Sie wissen jetzt: Alkohol schüttelt Ihre Hirnchemie kräftigst durcheinander. Je länger Sie schon trinken, umso größer ist der Salat. Dabei beeinträchtigt der Alkohol noch viel mehr Nervenbotenstoffe als die, die Sie jetzt kennen gelernt haben. Es gibt insgesamt über 100 davon. Am Ende ist das Durcheinander so groß, dass gefühlt nur noch der Alkohol alles wieder ins Lot bringen kann.
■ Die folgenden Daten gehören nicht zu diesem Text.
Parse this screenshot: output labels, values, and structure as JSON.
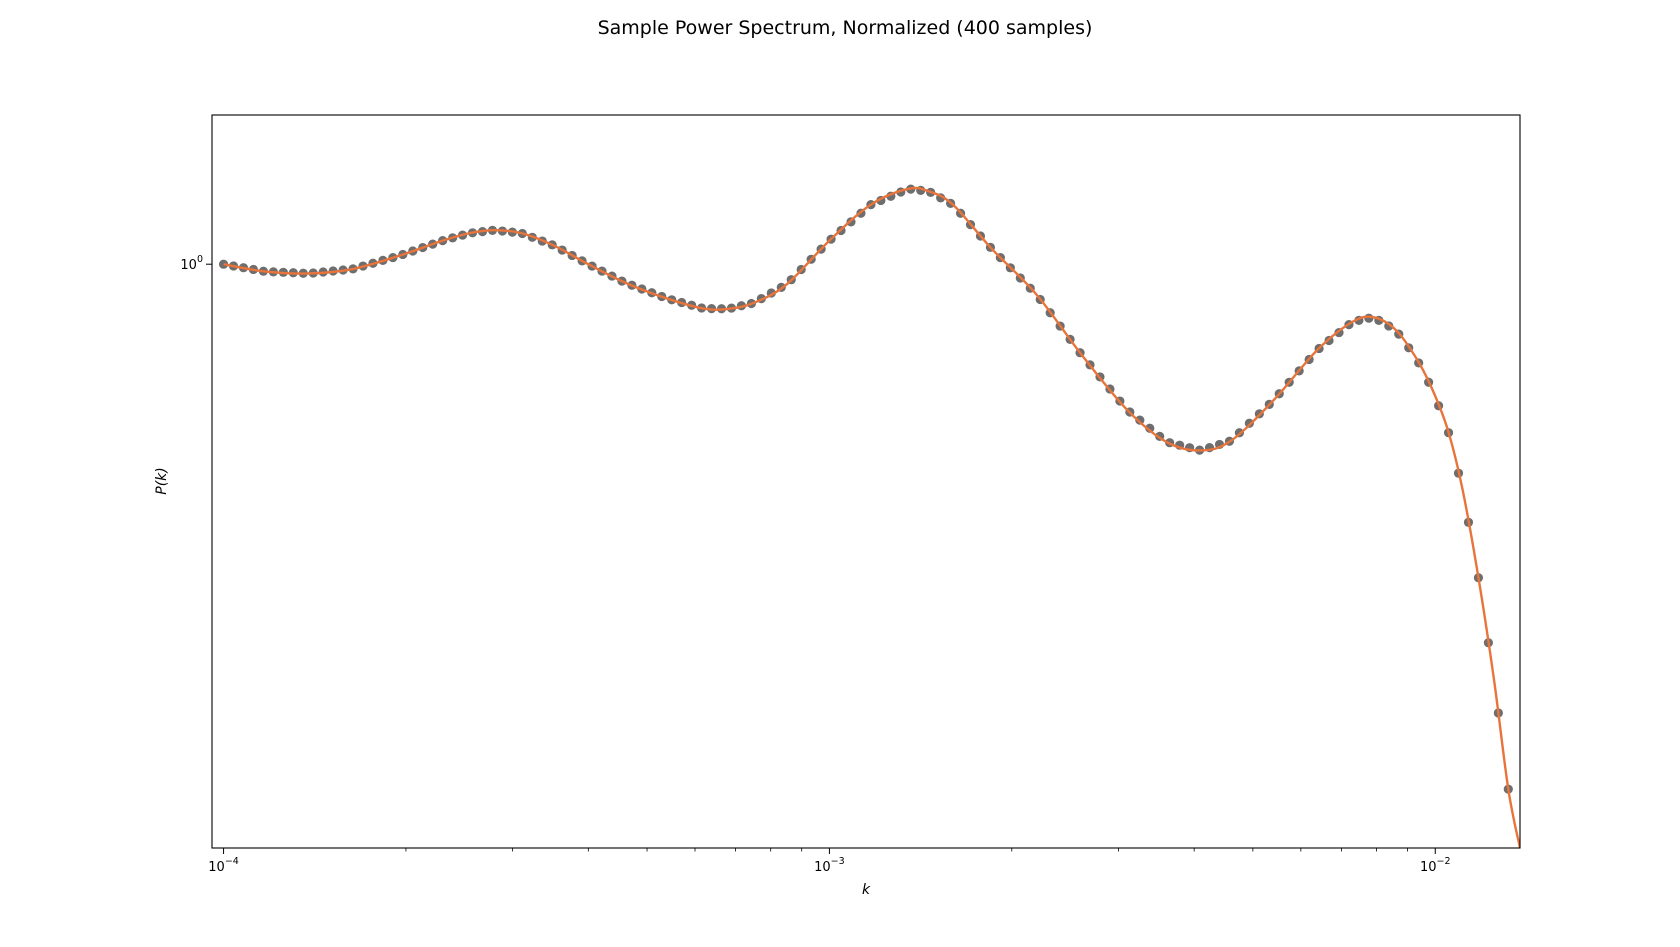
{
  "chart_data": {
    "type": "line",
    "title": "Sample Power Spectrum, Normalized (400 samples)",
    "xlabel": "k",
    "ylabel": "P(k)",
    "xscale": "log",
    "yscale": "log",
    "xlim": [
      9.57e-05,
      0.0138
    ],
    "ylim": [
      0.167,
      1.58
    ],
    "grid": false,
    "xticks": [
      {
        "value": 0.0001,
        "base": "10",
        "exp": "−4"
      },
      {
        "value": 0.001,
        "base": "10",
        "exp": "−3"
      },
      {
        "value": 0.01,
        "base": "10",
        "exp": "−2"
      }
    ],
    "yticks": [
      {
        "value": 1.0,
        "base": "10",
        "exp": "0"
      }
    ],
    "series": [
      {
        "style": "markers",
        "color": "#6e6e6e",
        "marker_count": 130,
        "x_range": [
          0.0001,
          0.0132
        ],
        "x": [
          0.0001,
          0.000117,
          0.000138,
          0.000163,
          0.000194,
          0.00023,
          0.000255,
          0.00028,
          0.00031,
          0.00035,
          0.0004,
          0.00046,
          0.00054,
          0.00062,
          0.00068,
          0.00075,
          0.00085,
          0.001,
          0.00117,
          0.00135,
          0.00146,
          0.0016,
          0.00185,
          0.0022,
          0.0026,
          0.0031,
          0.0036,
          0.0041,
          0.0046,
          0.0054,
          0.0064,
          0.0073,
          0.0079,
          0.0086,
          0.0093,
          0.0099,
          0.0105,
          0.0111,
          0.0118,
          0.0125,
          0.0132
        ],
        "y": [
          1.0,
          0.978,
          0.972,
          0.985,
          1.025,
          1.075,
          1.1,
          1.11,
          1.1,
          1.06,
          1.0,
          0.945,
          0.9,
          0.873,
          0.872,
          0.888,
          0.94,
          1.075,
          1.2,
          1.26,
          1.25,
          1.2,
          1.05,
          0.91,
          0.76,
          0.64,
          0.58,
          0.565,
          0.582,
          0.658,
          0.77,
          0.838,
          0.85,
          0.818,
          0.75,
          0.68,
          0.6,
          0.5,
          0.38,
          0.28,
          0.2
        ]
      },
      {
        "style": "line",
        "color": "#e8743b",
        "x": [
          0.0001,
          0.000117,
          0.000138,
          0.000163,
          0.000194,
          0.00023,
          0.000255,
          0.00028,
          0.00031,
          0.00035,
          0.0004,
          0.00046,
          0.00054,
          0.00062,
          0.00068,
          0.00075,
          0.00085,
          0.001,
          0.00117,
          0.00135,
          0.00146,
          0.0016,
          0.00185,
          0.0022,
          0.0026,
          0.0031,
          0.0036,
          0.0041,
          0.0046,
          0.0054,
          0.0064,
          0.0073,
          0.0079,
          0.0086,
          0.0093,
          0.0099,
          0.0105,
          0.0111,
          0.0118,
          0.0125,
          0.0132,
          0.0138
        ],
        "y": [
          1.0,
          0.978,
          0.972,
          0.985,
          1.025,
          1.075,
          1.1,
          1.11,
          1.1,
          1.06,
          1.0,
          0.945,
          0.9,
          0.873,
          0.872,
          0.888,
          0.94,
          1.075,
          1.2,
          1.26,
          1.25,
          1.2,
          1.05,
          0.91,
          0.76,
          0.64,
          0.58,
          0.565,
          0.582,
          0.658,
          0.77,
          0.838,
          0.85,
          0.818,
          0.75,
          0.68,
          0.6,
          0.5,
          0.38,
          0.28,
          0.2,
          0.167
        ]
      }
    ]
  }
}
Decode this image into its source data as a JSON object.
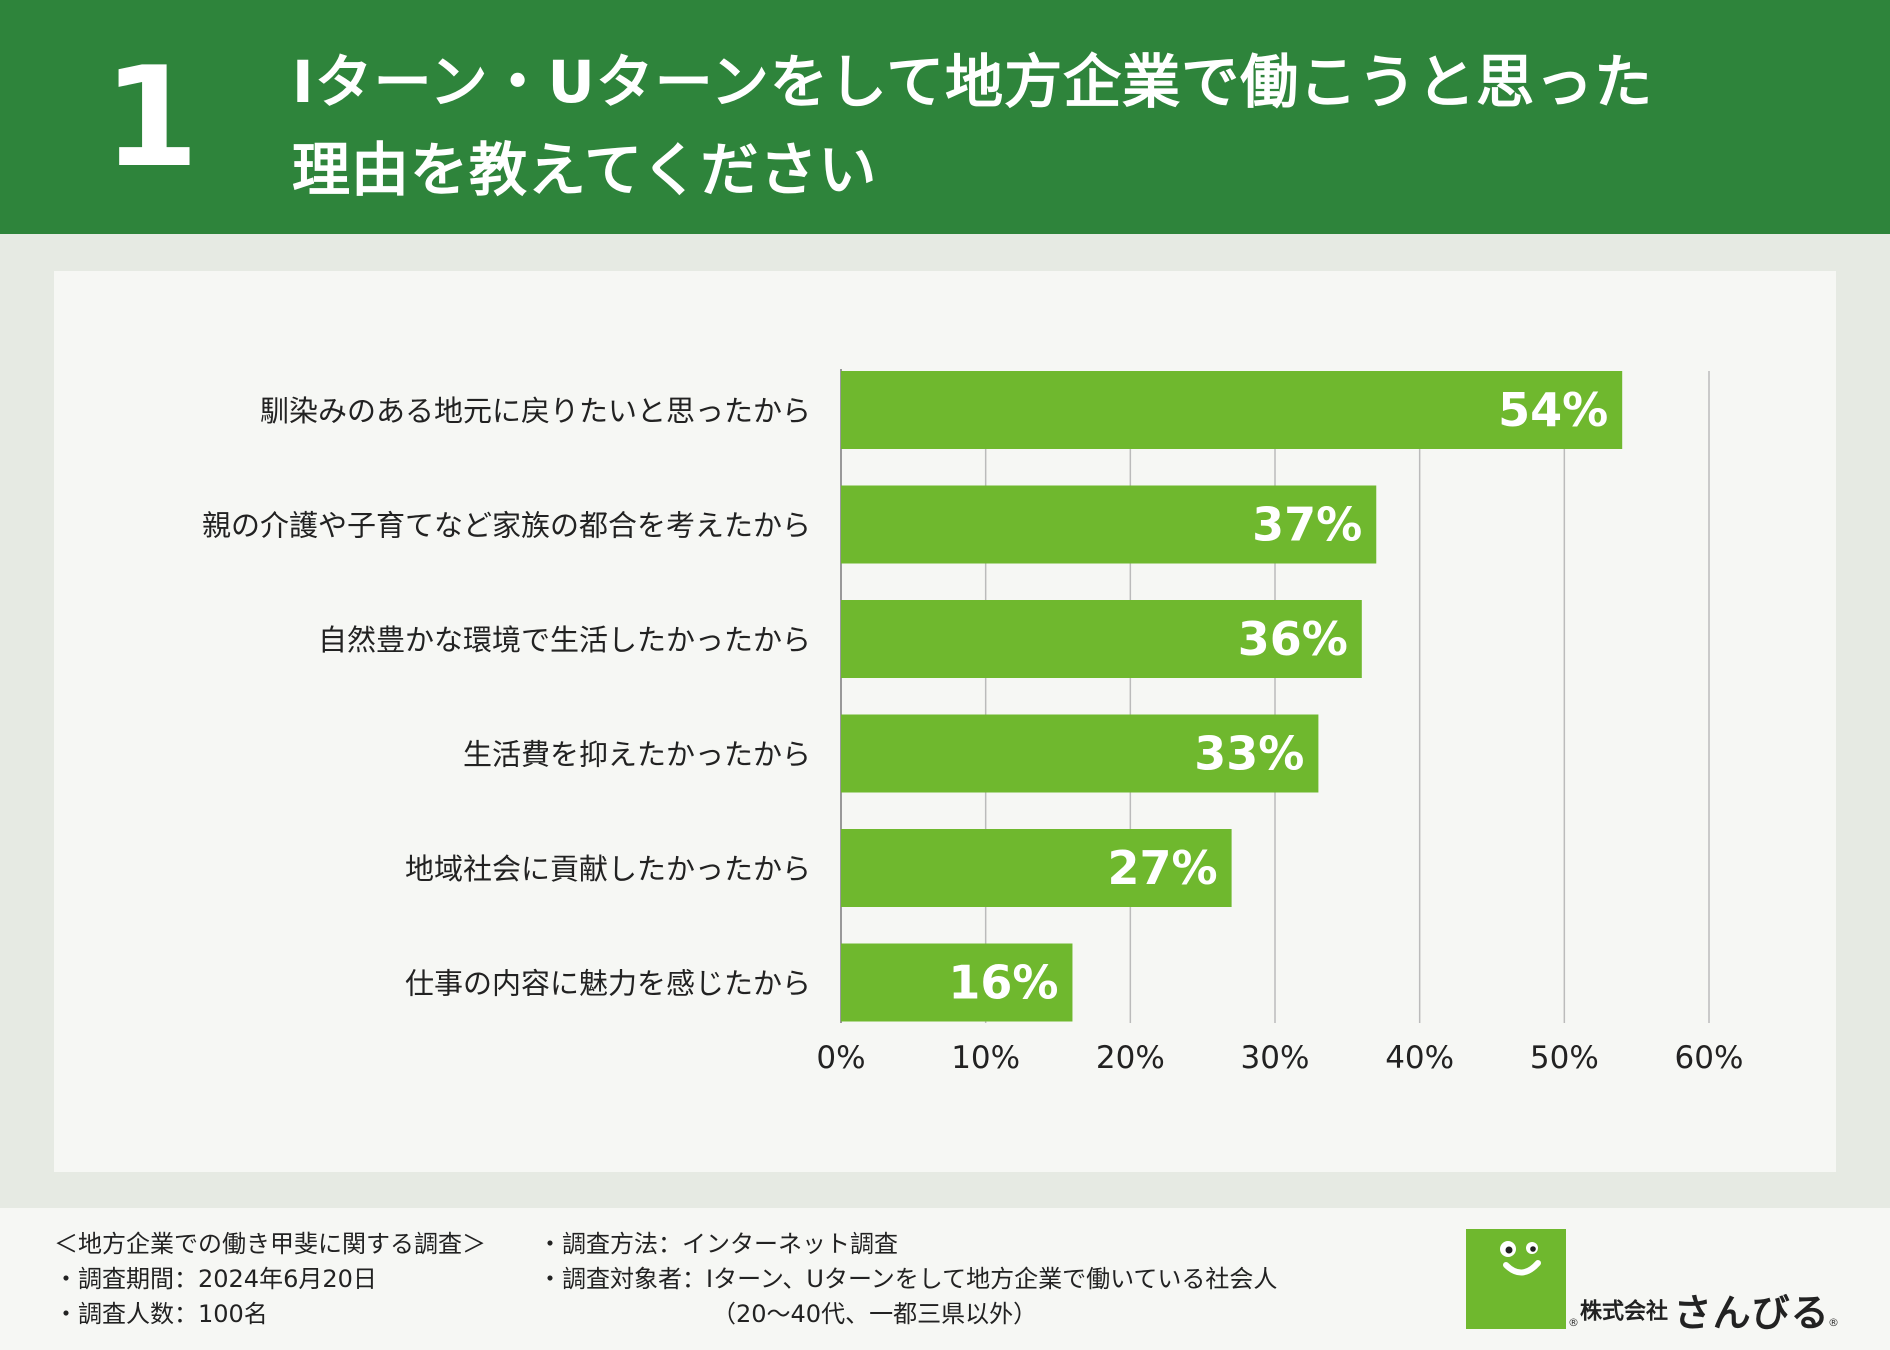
{
  "header": {
    "number": "1",
    "title_line1": "Iターン・Uターンをして地方企業で働こうと思った",
    "title_line2": "理由を教えてください"
  },
  "colors": {
    "header_bg": "#2e843b",
    "bar": "#6fb82e",
    "bar_label": "#ffffff",
    "grid": "#bbbbbb"
  },
  "chart_data": {
    "type": "bar",
    "orientation": "horizontal",
    "categories": [
      "馴染みのある地元に戻りたいと思ったから",
      "親の介護や子育てなど家族の都合を考えたから",
      "自然豊かな環境で生活したかったから",
      "生活費を抑えたかったから",
      "地域社会に貢献したかったから",
      "仕事の内容に魅力を感じたから"
    ],
    "values": [
      54,
      37,
      36,
      33,
      27,
      16
    ],
    "value_labels": [
      "54%",
      "37%",
      "36%",
      "33%",
      "27%",
      "16%"
    ],
    "xlim": [
      0,
      60
    ],
    "xticks": [
      "0%",
      "10%",
      "20%",
      "30%",
      "40%",
      "50%",
      "60%"
    ],
    "grid": true
  },
  "footer": {
    "survey_title": "＜地方企業での働き甲斐に関する調査＞",
    "period": "・調査期間：2024年6月20日",
    "respondents": "・調査人数：100名",
    "method": "・調査方法：インターネット調査",
    "target": "・調査対象者：Iターン、Uターンをして地方企業で働いている社会人",
    "target_note": "（20〜40代、一都三県以外）"
  },
  "logo": {
    "company_prefix": "株式会社",
    "company_name": "さんびる"
  }
}
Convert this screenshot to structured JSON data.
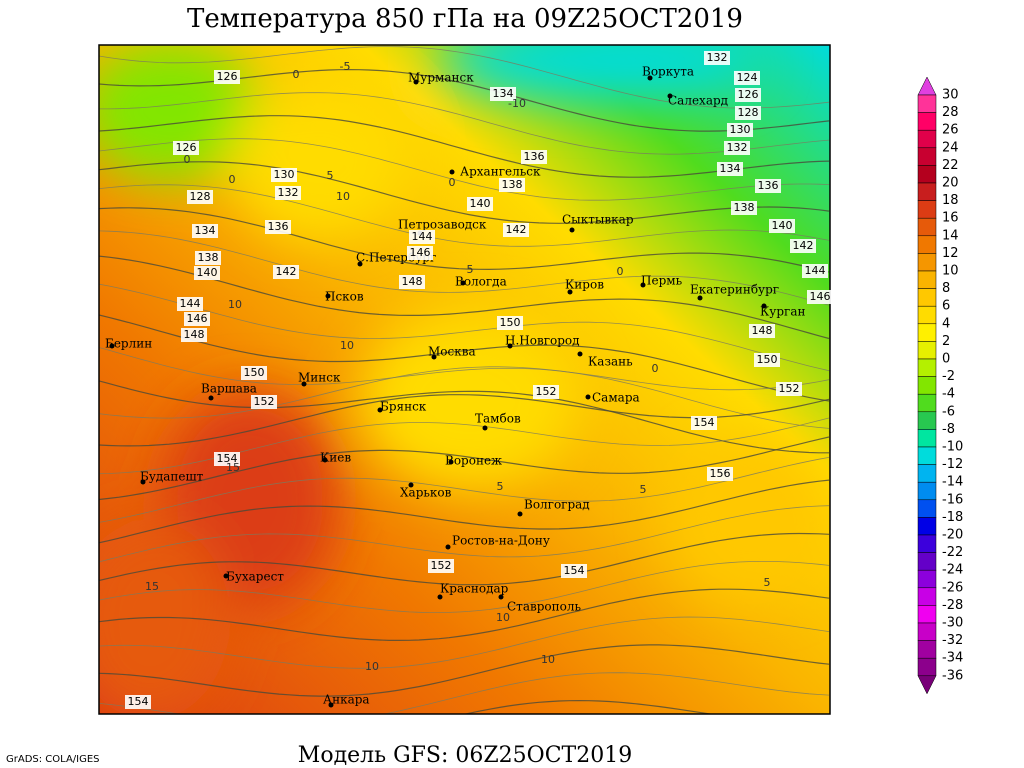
{
  "header": {
    "title": "Температура 850 гПа на 09Z25OCT2019"
  },
  "footer": {
    "model": "Модель GFS: 06Z25OCT2019",
    "credit": "GrADS: COLA/IGES"
  },
  "colorbar": {
    "levels": [
      30,
      28,
      26,
      24,
      22,
      20,
      18,
      16,
      14,
      12,
      10,
      8,
      6,
      4,
      2,
      0,
      -2,
      -4,
      -6,
      -8,
      -10,
      -12,
      -14,
      -16,
      -18,
      -20,
      -22,
      -24,
      -26,
      -28,
      -30,
      -32,
      -34,
      -36
    ],
    "colors": [
      "#e040e0",
      "#ff3399",
      "#ff0066",
      "#e0004a",
      "#c80030",
      "#b4001e",
      "#c81e1e",
      "#dc3c14",
      "#e65a0a",
      "#f07800",
      "#f59600",
      "#fab400",
      "#ffc800",
      "#ffdc00",
      "#fff000",
      "#e6f000",
      "#b4f000",
      "#82e600",
      "#50dc1e",
      "#28c850",
      "#00e6a0",
      "#00dcdc",
      "#00b4f0",
      "#008cf0",
      "#0050f0",
      "#0000e6",
      "#3c00dc",
      "#6400c8",
      "#8c00dc",
      "#c800e6",
      "#f000f0",
      "#c800c8",
      "#a000a0",
      "#8c008c",
      "#780078"
    ]
  },
  "cities": [
    "Мурманск",
    "Архангельск",
    "Воркута",
    "Салехард",
    "Петрозаводск",
    "Сыктывкар",
    "С.Петербург",
    "Вологда",
    "Киров",
    "Пермь",
    "Екатеринбург",
    "Курган",
    "Псков",
    "Берлин",
    "Москва",
    "Н.Новгород",
    "Казань",
    "Минск",
    "Варшава",
    "Брянск",
    "Самара",
    "Тамбов",
    "Киев",
    "Воронеж",
    "Будапешт",
    "Харьков",
    "Волгоград",
    "Ростов-на-Дону",
    "Бухарест",
    "Краснодар",
    "Ставрополь",
    "Анкара"
  ],
  "height_labels": [
    126,
    126,
    128,
    130,
    132,
    134,
    136,
    138,
    140,
    142,
    144,
    146,
    148,
    150,
    152,
    154,
    134,
    136,
    138,
    140,
    142,
    144,
    146,
    148,
    150,
    152,
    154,
    152,
    154,
    132,
    124,
    126,
    128,
    130,
    132,
    134,
    136,
    138,
    140,
    142,
    144,
    146,
    148,
    150,
    152,
    154,
    156
  ],
  "temp_labels": [
    -5,
    -10,
    0,
    0,
    0,
    0,
    5,
    10,
    0,
    5,
    10,
    10,
    0,
    5,
    5,
    15,
    15,
    5,
    10,
    10,
    10
  ]
}
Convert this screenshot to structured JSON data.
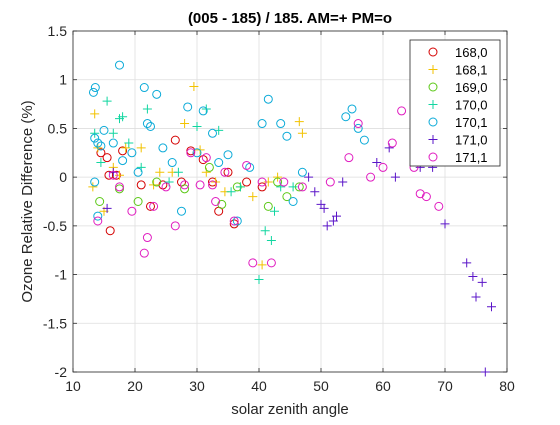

Erinnern Sie sich an das Monster des Suchtgedächtnisses? Etwas weiter vorn haben wir schon mal über das Instinkt-Monster Goliath gesprochen. Denken Sie mal weiter: Das Chaos im Nervenbotenstoff-System führt dazu, dass man sich einfach nur miserabel fühlt. Goliath Alkohol schiebt Überstunden: Ständig funkt das Urzeitgedächtnis „bitte trinken, damit ich mich wieder wohl fühle, damit der Frust, der Stress, die Niedergeschlagenheit verschwindet“. Die Hirnchemie läuft Amok. Sie stecken in einer biochemischen Falle.